I bet traditional image processing would love to be implemented in ThunderKitten.

cl3misch

0 replies

11h4m

2024-05-13 07:22:05 UTC

The unswizzled shared memory layouts suffer from very poor coalescing

If I didn't know any better I'd consider it technobabble

bombela

0 replies

7h31m

2024-05-13 10:55:20 UTC

I cannot tell for sure if units are really all power of 10.

I found some datasheet that states 80GB of VRAM, and a BAR of 80GiB. All caches are also in power of two. The bandwidth are all power of 10 though.

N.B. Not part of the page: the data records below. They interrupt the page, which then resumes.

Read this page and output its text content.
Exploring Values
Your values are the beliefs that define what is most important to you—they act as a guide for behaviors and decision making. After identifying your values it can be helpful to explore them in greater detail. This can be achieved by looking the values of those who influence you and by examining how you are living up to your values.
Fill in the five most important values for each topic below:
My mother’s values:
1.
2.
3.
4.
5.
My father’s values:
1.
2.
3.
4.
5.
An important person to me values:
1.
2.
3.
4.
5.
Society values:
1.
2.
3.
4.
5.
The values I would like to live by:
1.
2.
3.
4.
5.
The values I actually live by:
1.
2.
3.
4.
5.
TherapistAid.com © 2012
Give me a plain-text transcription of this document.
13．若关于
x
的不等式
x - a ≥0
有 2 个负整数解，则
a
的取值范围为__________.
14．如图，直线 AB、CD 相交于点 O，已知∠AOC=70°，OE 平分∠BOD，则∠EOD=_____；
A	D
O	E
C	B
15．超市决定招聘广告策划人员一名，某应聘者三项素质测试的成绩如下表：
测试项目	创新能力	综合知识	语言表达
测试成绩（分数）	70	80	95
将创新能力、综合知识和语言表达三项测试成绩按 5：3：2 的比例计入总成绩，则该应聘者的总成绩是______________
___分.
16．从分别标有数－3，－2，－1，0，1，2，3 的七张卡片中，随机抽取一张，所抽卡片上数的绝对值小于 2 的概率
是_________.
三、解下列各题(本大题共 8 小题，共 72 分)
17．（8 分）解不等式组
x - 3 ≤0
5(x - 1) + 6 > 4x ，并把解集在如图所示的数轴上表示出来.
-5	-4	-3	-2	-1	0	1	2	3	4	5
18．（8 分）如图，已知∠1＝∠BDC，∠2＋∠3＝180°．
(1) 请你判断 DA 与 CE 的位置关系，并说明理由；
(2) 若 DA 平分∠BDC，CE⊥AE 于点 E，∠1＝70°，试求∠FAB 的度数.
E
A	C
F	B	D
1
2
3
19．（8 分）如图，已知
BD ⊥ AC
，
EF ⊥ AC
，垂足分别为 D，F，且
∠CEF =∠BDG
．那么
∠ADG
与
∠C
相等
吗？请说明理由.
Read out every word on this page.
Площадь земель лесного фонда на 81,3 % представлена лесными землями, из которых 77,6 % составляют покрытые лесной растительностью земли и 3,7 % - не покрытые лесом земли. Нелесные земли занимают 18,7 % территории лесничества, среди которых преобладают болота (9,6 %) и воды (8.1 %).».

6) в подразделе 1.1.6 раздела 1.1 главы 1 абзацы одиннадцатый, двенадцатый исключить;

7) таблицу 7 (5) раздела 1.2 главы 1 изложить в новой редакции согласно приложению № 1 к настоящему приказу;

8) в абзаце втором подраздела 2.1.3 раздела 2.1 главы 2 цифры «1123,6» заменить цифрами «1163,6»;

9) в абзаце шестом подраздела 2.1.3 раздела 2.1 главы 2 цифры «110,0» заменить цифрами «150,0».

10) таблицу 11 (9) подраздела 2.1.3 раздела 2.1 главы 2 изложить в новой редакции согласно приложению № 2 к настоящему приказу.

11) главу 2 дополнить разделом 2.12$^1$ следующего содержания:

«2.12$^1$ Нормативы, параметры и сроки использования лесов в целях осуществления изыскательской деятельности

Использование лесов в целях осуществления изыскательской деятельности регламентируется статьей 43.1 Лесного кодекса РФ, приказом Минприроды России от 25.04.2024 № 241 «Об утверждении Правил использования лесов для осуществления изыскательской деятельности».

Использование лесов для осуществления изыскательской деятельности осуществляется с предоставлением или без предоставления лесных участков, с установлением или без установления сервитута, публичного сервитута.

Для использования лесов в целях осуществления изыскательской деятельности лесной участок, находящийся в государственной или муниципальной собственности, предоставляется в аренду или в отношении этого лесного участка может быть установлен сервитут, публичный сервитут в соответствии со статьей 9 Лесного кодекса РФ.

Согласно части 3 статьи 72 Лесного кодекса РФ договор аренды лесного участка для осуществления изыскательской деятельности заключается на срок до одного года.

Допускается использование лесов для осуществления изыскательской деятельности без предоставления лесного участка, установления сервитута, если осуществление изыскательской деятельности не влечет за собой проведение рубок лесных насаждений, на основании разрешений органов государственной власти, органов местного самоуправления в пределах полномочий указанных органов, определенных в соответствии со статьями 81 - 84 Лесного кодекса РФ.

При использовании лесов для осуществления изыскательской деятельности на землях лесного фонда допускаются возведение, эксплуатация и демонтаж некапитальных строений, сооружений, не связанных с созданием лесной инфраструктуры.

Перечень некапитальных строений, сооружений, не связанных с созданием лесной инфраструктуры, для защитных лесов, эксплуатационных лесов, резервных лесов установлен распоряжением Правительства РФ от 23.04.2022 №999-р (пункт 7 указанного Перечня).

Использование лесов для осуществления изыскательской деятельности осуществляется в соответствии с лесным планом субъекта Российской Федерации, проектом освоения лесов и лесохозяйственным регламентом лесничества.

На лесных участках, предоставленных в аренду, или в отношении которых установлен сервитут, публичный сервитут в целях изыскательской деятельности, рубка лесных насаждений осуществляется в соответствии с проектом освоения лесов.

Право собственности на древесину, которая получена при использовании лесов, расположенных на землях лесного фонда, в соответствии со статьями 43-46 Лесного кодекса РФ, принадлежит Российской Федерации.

https://www.nvidia.com/content/dam/en-zz/Solutions/gtcs22/da...

apsec112

0 replies

17h45m

2024-05-13 00:41:39 UTC

Interesting! Would this support fp8? Does anyone know how it would compare to Triton?

_spl

0 replies

8h58m

2024-05-13 09:28:39 UTC

It reminds me of when I first read about superscalar CPU architecture and was amazed. GPUs are really next level.

WanderPanda

0 replies

18h6m

2024-05-13 00:20:22 UTC

Is this "just" CUTLASS in user friendly?

LordShredda

0 replies

3h4m

2024-05-13 15:21:55 UTC

Standford research team just published an article with a wojak in it. That by itself is bigger news than AI

DeathArrow

0 replies

11h6m

2024-05-13 07:20:14 UTC

So do their kernels and library also speed up RTX 4090?